Die Landwirtschaftskammer NRW hatte am 31. Oktober 2018 zu einer Diskussionsveranstaltung Brennpunkt Ferkelkastration auf Haus Düsse eingeladen. Die DGfZ war vor Ort und ist schon seit 10 Jahren im Rahmen der Koordinierungsplattform Alternativen zur betäubungslosen Ferkelkastration mit der Thematik vertraut. Sie hat mit verschiedenen Veranstaltungen, Themenheften der Züchtungskunde sowie aktuellen Ausgaben der Schriftenreihe den Entwicklungsprozess begleitet, sachlich fundiert informiert und konstruktiv zur aktuellen Diskussion beigetragen.

Glaubte man zwischenzeitlich, allen Sauenhaltern und Schweinemästern praktikable Lösungen anbieten zu können, ist durch die zahlreichen nationalen und internationalen Forschungsprojekte deutlich geworden, dass es den goldenen Weg nicht gibt. Jede Lösung hat ihre Vor- und Nachteile und jeder Teilnehmer der Wertschöpfungskette bewertet die jeweiligen Methoden unterschiedlich. Besonders Fahrt hat die allgemeine Diskussion vor einigen Monaten aufgenommen, als die Lokalanästhesie als weitere Möglichkeit ins Auge gefasst wurde. Die Politik hatte sich zudem über eine Verlängerung der Übergangsfrist zum Verbot der betäubungslosen Ferkelkastration um zwei Jahre bis Ende 2020 beraten.

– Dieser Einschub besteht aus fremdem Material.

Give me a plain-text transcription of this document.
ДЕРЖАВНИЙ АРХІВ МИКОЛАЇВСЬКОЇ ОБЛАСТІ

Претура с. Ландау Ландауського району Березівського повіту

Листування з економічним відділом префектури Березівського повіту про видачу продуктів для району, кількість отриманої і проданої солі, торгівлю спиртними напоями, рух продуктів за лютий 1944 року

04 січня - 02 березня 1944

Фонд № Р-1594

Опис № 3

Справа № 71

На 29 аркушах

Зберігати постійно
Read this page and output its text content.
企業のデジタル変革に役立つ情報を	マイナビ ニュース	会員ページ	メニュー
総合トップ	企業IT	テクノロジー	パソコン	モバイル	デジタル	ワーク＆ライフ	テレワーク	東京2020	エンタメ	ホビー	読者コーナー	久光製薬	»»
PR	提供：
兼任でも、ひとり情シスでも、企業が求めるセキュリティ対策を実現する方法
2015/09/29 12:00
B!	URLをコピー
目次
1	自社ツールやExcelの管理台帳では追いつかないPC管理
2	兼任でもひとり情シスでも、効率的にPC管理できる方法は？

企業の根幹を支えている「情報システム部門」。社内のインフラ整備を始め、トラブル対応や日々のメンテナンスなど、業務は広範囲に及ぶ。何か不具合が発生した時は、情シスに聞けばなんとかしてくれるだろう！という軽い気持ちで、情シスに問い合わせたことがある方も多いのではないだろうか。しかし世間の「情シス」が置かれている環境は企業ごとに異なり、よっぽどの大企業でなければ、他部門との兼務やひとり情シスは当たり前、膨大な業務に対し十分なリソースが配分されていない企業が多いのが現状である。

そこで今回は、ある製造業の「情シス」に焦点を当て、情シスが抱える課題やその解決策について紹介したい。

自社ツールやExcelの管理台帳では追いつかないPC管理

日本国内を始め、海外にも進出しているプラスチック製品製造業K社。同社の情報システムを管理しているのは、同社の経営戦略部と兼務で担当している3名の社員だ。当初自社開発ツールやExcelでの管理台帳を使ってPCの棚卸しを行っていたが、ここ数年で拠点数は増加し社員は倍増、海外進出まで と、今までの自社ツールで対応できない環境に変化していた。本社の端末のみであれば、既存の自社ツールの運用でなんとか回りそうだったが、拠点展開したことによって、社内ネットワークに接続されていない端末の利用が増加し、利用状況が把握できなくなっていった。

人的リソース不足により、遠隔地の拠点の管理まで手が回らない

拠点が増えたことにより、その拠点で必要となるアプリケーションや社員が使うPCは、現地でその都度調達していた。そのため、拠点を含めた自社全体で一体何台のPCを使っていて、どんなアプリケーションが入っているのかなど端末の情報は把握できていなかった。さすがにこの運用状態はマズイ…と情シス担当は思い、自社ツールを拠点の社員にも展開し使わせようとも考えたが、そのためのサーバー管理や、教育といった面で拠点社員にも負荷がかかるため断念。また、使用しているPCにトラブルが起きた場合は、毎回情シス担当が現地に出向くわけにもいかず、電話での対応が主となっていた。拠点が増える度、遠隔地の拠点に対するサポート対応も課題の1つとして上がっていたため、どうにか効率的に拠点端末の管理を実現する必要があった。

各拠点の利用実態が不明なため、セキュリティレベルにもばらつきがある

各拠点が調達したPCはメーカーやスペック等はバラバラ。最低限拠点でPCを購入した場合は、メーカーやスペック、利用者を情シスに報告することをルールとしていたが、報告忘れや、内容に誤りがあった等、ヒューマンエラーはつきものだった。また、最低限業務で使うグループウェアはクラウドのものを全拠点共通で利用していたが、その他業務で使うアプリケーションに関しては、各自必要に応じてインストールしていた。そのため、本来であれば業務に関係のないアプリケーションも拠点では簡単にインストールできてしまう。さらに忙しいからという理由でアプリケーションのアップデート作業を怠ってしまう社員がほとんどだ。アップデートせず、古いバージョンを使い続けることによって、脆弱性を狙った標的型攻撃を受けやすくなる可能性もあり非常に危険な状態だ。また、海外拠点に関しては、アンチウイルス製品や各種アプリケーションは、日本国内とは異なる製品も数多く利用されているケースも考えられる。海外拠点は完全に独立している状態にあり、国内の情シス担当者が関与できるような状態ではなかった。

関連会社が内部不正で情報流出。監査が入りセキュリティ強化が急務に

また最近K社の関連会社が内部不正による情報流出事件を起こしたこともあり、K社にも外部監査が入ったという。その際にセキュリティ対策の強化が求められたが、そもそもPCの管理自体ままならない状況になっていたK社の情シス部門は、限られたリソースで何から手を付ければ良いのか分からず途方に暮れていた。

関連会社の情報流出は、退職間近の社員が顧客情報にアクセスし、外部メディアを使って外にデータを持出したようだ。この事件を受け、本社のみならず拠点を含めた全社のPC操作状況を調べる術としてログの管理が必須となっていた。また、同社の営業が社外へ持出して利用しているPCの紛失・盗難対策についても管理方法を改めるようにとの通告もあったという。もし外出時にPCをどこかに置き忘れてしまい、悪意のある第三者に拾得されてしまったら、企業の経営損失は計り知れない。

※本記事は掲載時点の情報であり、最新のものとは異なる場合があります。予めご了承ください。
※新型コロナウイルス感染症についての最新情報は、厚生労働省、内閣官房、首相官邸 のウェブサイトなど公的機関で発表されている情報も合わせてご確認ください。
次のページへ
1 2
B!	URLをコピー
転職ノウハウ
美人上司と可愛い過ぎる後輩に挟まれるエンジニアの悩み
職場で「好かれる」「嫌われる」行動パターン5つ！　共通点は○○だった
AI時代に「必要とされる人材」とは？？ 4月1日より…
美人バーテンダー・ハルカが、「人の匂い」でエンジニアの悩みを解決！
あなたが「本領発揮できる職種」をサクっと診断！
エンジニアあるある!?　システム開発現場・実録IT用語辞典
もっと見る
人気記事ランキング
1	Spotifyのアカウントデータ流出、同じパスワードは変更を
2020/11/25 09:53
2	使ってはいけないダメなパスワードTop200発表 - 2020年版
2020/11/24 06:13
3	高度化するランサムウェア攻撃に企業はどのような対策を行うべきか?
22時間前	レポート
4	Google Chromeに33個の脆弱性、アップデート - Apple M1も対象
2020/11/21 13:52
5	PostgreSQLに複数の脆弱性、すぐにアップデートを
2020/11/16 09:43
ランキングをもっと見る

Vor diesem Hintergrund hatte die Veranstaltung auf Haus Düsse unerwartete Brisanz erfahren. Umso gespannter wurden die Forschungsergebnisse von Frau Dr. Susanne Zöls von der Ludwig-Maximilians-Universität München zur Wirksamkeit der Lokalanästhesie erwartet, die hier erstmals vor 230 Teilnehmern vorgestellt wurden. Anschließend wurden aus verschiedenen Positionen Statements abgegeben: aus der Sicht der landwirtschaftlichen Erzeuger von Herrn Dr. Hortmann-Scholten von der Landwirtschaftskammer Niedersachsen, aus der Sicht der Schlachtbetriebe von Herrn Dr. Jaeger von Tönnies, aus der Sicht des Einzelhandels von Herrn Pfeuffer von der REWE und aus Sicht der Politik von Frau Dr. Kluge vom Bundesministerium (BMEL).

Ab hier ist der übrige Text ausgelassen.